March 5, 2020
MSU research finds a new way to hack Siri and Google Assistant with ultrasonic waves
Think twice before recharging an iPhone on a tabletop in public places, like airports and coffee shops.
Researchers at the Michigan State University College of Engineering have discovered a new way for hackers to inexpensively target personal devices and put Apple’s Siri and Google Assistant to work against smartphone owners.
Qiben Yan, assistant professor of Computer Science and Engineering, said the research team discovered a new attack factor -- inaudible vibrations that can be sent through wood, metal and glass tabletops to command voice assistant devices up to 30 feet away.
The research, SurfingAttack, was presented Feb. 24 at the Network and Distributed System Security Symposium in San Diego. View demonstration videos at SurfingAttack website.
“Hackers could use malicious ultrasonic waves to secretly control the voice assistants in your smart devices,” Yan said. “It can be activated using phrases like, ‘OK Google’ or ‘Hey Siri,’ as wake-up words. Then attack commands can be generated to control your voice assistants, like ‘read my messages,’ or make a fraud call using text-to-speech (TTS) technology.
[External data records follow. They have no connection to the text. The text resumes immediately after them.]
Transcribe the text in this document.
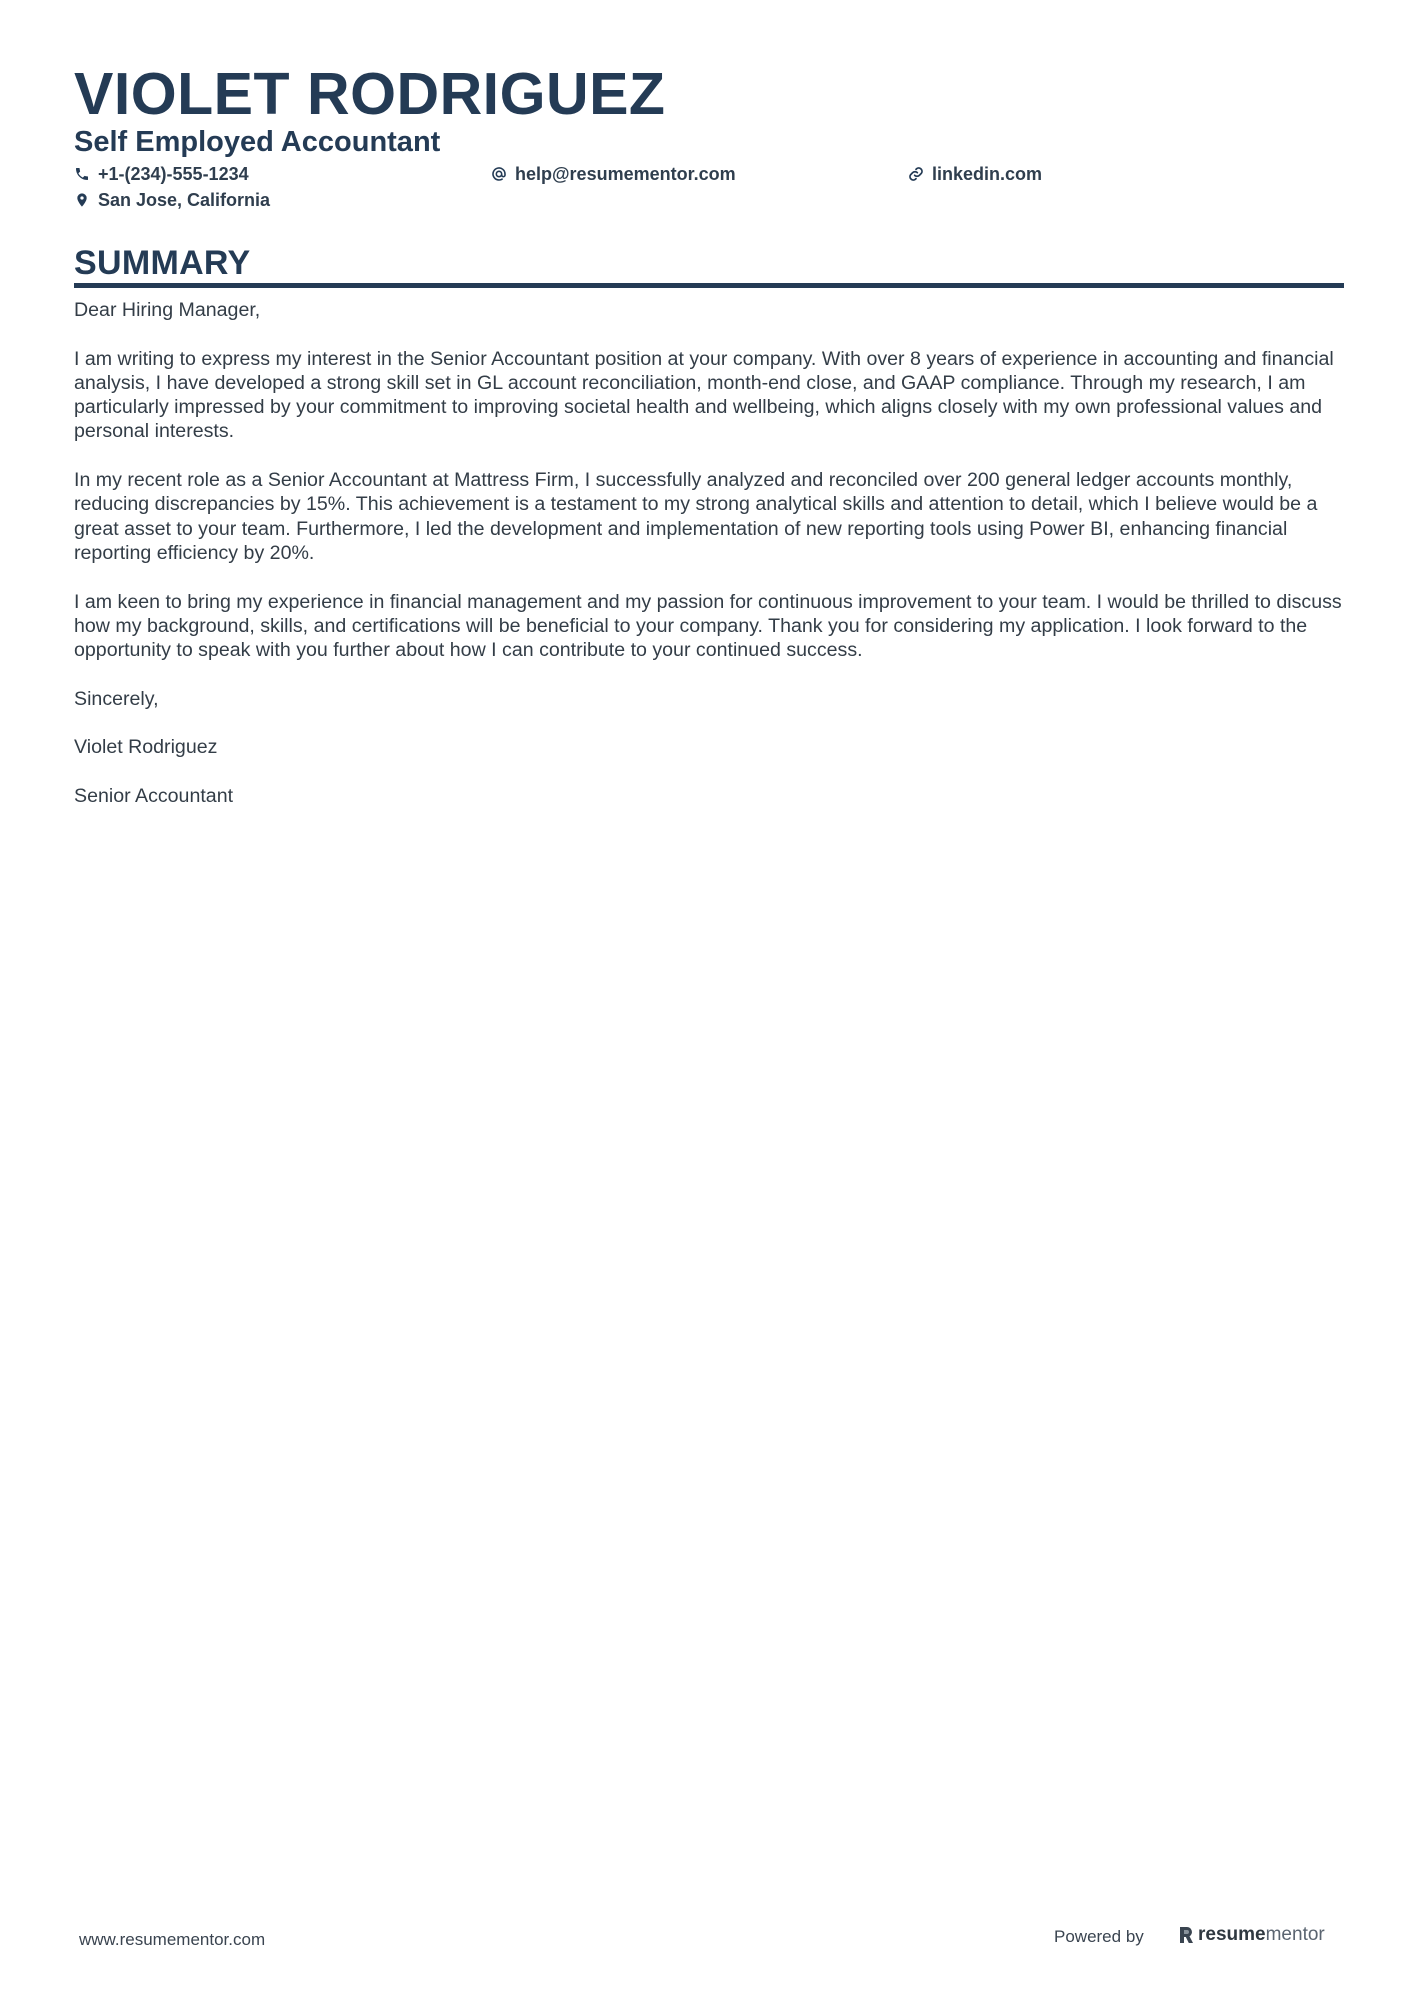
VIOLET RODRIGUEZ
Self Employed Accountant
+1-(234)-555-1234	help@resumementor.com	linkedin.com
San Jose, California
SUMMARY

Dear Hiring Manager,

I am writing to express my interest in the Senior Accountant position at your company. With over 8 years of experience in accounting and financial analysis, I have developed a strong skill set in GL account reconciliation, month-end close, and GAAP compliance. Through my research, I am particularly impressed by your commitment to improving societal health and wellbeing, which aligns closely with my own professional values and personal interests.

In my recent role as a Senior Accountant at Mattress Firm, I successfully analyzed and reconciled over 200 general ledger accounts monthly, reducing discrepancies by 15%. This achievement is a testament to my strong analytical skills and attention to detail, which I believe would be a great asset to your team. Furthermore, I led the development and implementation of new reporting tools using Power BI, enhancing financial reporting efficiency by 20%.

I am keen to bring my experience in financial management and my passion for continuous improvement to your team. I would be thrilled to discuss how my background, skills, and certifications will be beneficial to your company. Thank you for considering my application. I look forward to the opportunity to speak with you further about how I can contribute to your continued success.

Sincerely,

Violet Rodriguez

Senior Accountant

www.resumementor.com	Powered by	resumementor
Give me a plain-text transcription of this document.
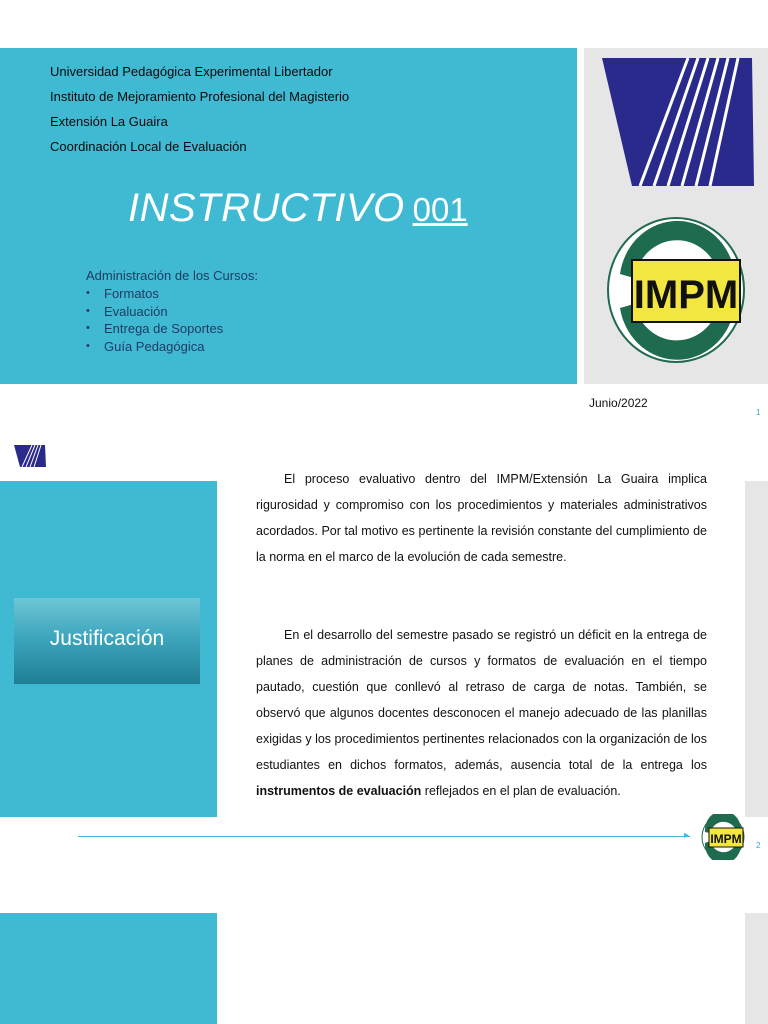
Universidad Pedagógica Experimental Libertador

Instituto de Mejoramiento Profesional del Magisterio

Extensión La Guaira

Coordinación Local de Evaluación

INSTRUCTIVO 001
Administración de los Cursos:
• Formatos
• Evaluación
• Entrega de Soportes
• Guía Pedagógica
IMPM
Junio/2022
1
Justificación

El proceso evaluativo dentro del IMPM/Extensión La Guaira implica rigurosidad y compromiso con los procedimientos y materiales administrativos acordados. Por tal motivo es pertinente la revisión constante del cumplimiento de la norma en el marco de la evolución de cada semestre.

En el desarrollo del semestre pasado se registró un déficit en la entrega de planes de administración de cursos y formatos de evaluación en el tiempo pautado, cuestión que conllevó al retraso de carga de notas. También, se observó que algunos docentes desconocen el manejo adecuado de las planillas exigidas y los procedimientos pertinentes relacionados con la organización de los estudiantes en dichos formatos, además, ausencia total de la entrega los instrumentos de evaluación reflejados en el plan de evaluación.

▸ IMPM 2
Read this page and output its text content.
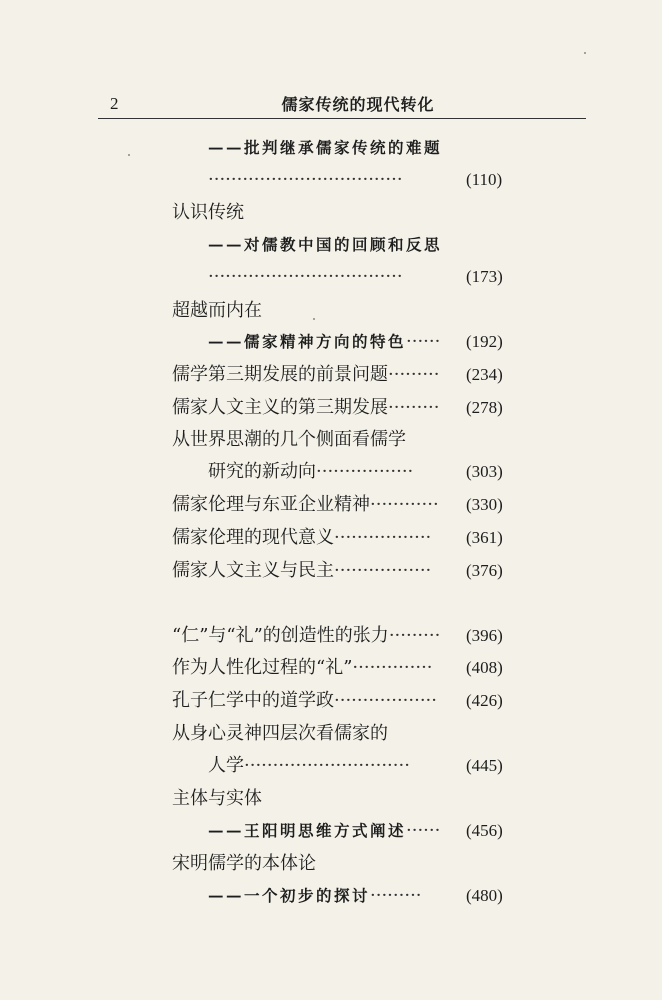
2	儒家传统的现代转化
——批判继承儒家传统的难题
··································	(110)
认识传统
——对儒教中国的回顾和反思
··································	(173)
超越而内在
——儒家精神方向的特色······ (192)
儒学第三期发展的前景问题········· (234)
儒家人文主义的第三期发展········· (278)
从世界思潮的几个侧面看儒学
研究的新动向·················	(303)
儒家伦理与东亚企业精神············ (330)
儒家伦理的现代意义················· (361)
儒家人文主义与民主················· (376)
“仁”与“礼”的创造性的张力········· (396)
作为人性化过程的“礼”·············· (408)
孔子仁学中的道学政·················· (426)
从身心灵神四层次看儒家的
人学·····························	(445)
主体与实体
——王阳明思维方式阐述······ (456)
宋明儒学的本体论
——一个初步的探讨·········	(480)
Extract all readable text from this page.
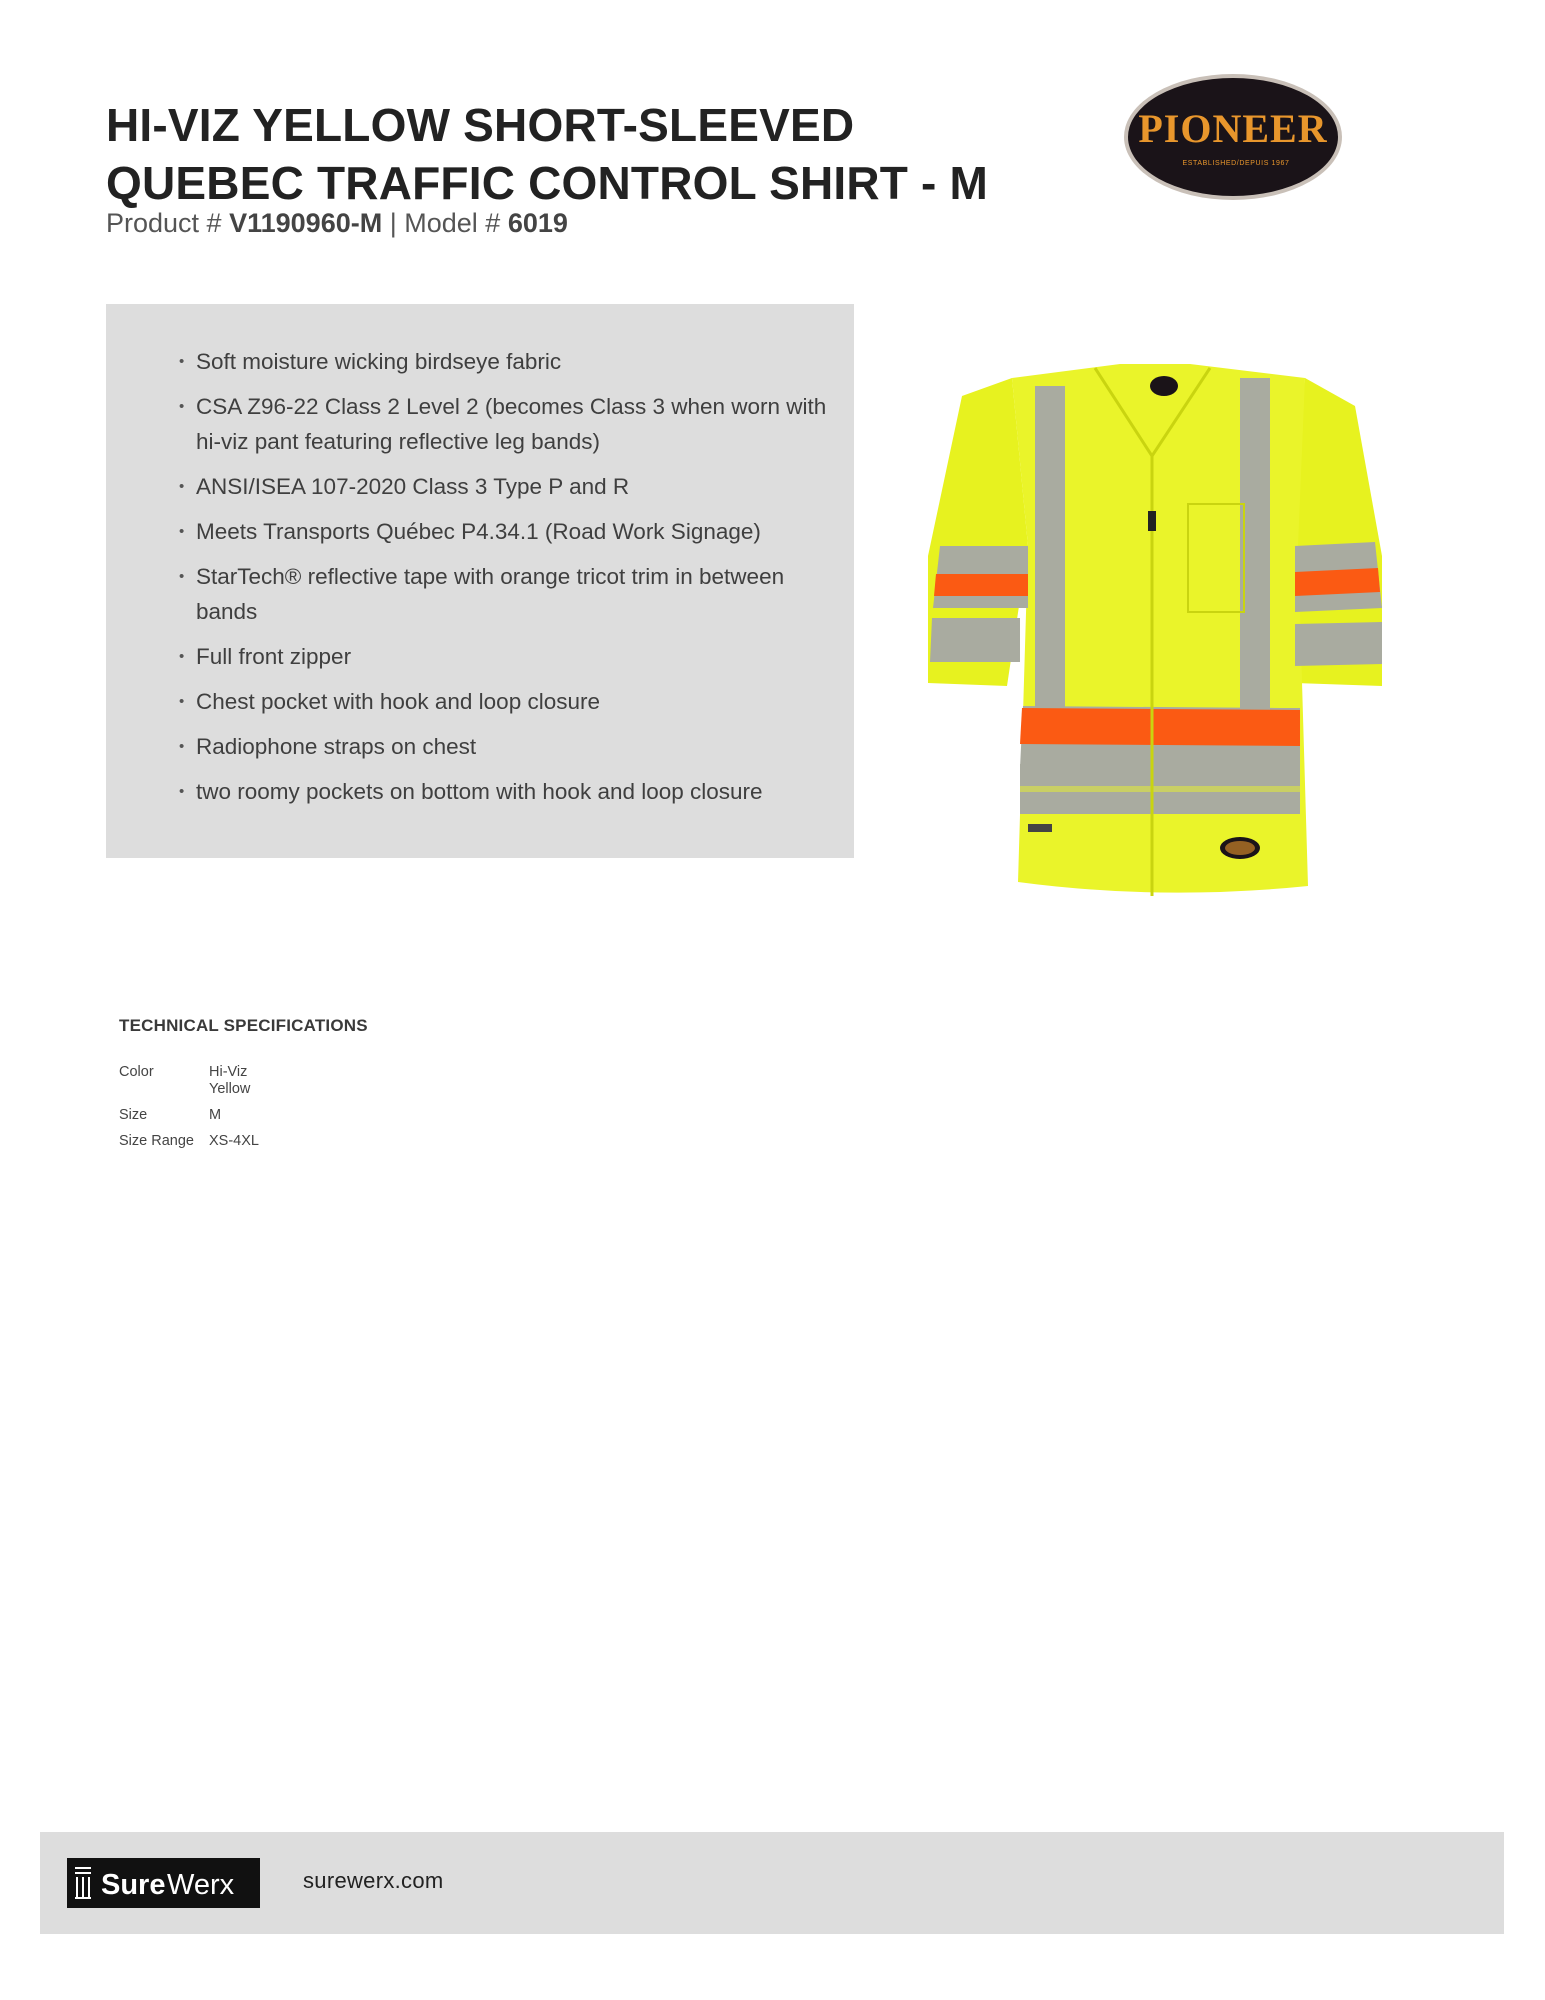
HI-VIZ YELLOW SHORT-SLEEVED
QUEBEC TRAFFIC CONTROL SHIRT - M
Product # V1190960-M | Model # 6019
PIONEER
ESTABLISHED/DEPUIS 1967
• Soft moisture wicking birdseye fabric
• CSA Z96-22 Class 2 Level 2 (becomes Class 3 when worn with hi-viz pant featuring reflective leg bands)
• ANSI/ISEA 107-2020 Class 3 Type P and R
• Meets Transports Québec P4.34.1 (Road Work Signage)
• StarTech® reflective tape with orange tricot trim in between bands
• Full front zipper
• Chest pocket with hook and loop closure
• Radiophone straps on chest
• two roomy pockets on bottom with hook and loop closure
TECHNICAL SPECIFICATIONS
Color	Hi-Viz Yellow
Size	M
Size Range	XS-4XL
Sure Werx	surewerx.com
“In other words,” Yan continued, “they can call your friends, family, and colleagues and do all sort of things – from cancelling plans to asking for money. If you are tech-savvy and own voice controllable smart home gadgets, hackers may even use your smartphones to control your smart gadgets, for example, setting home temperature or opening the garage door.”
Yan said hackers attach a low-cost piezoelectric transducer (PZT) under a table or charging station, making it possible for an attacker to inconspicuously hijack two-factor authentication codes and even place fraudulent calls.
Co-author Hanqing Guo, an MSU graduate student in Computer Science and Engineering, said: “It’s pretty scary to see my phones being activated and controlled in public spaces without my knowledge. Our research exposes the insecurity of smartphone voice assistants, which everyone needs to be aware of.”
SurfingAttack worked on 15 out of 17 phone models tested, including four iPhones (5, 5s, 6 and X), the first three Google Pixels, three Xiaomis (Mi 5, Mi 8 and Mi 8 Lite), the Samsung Galaxy S7 and S9 and the Huawei Honor View 8.
Yan, who directs MSU’s Secure Intelligent Things Lab (SEIT), served as lead author of SurfingAttack. He worked in collaboration with researchers from MSU, Washington University in St. Louis, Chinese Academy of Sciences, and the University of Nebraska-Lincoln.
“Our best advice is if you are going to place your unattended phone on a table to recharge, make sure it’s not flat,” he advised. “SurfingAttack can be made less effective by simply lifting your phone up or using a soft woven tablecloth. Lean your phone on something to disrupt the ultrasonic guided waves. The fix is simple and adds a layer of security.”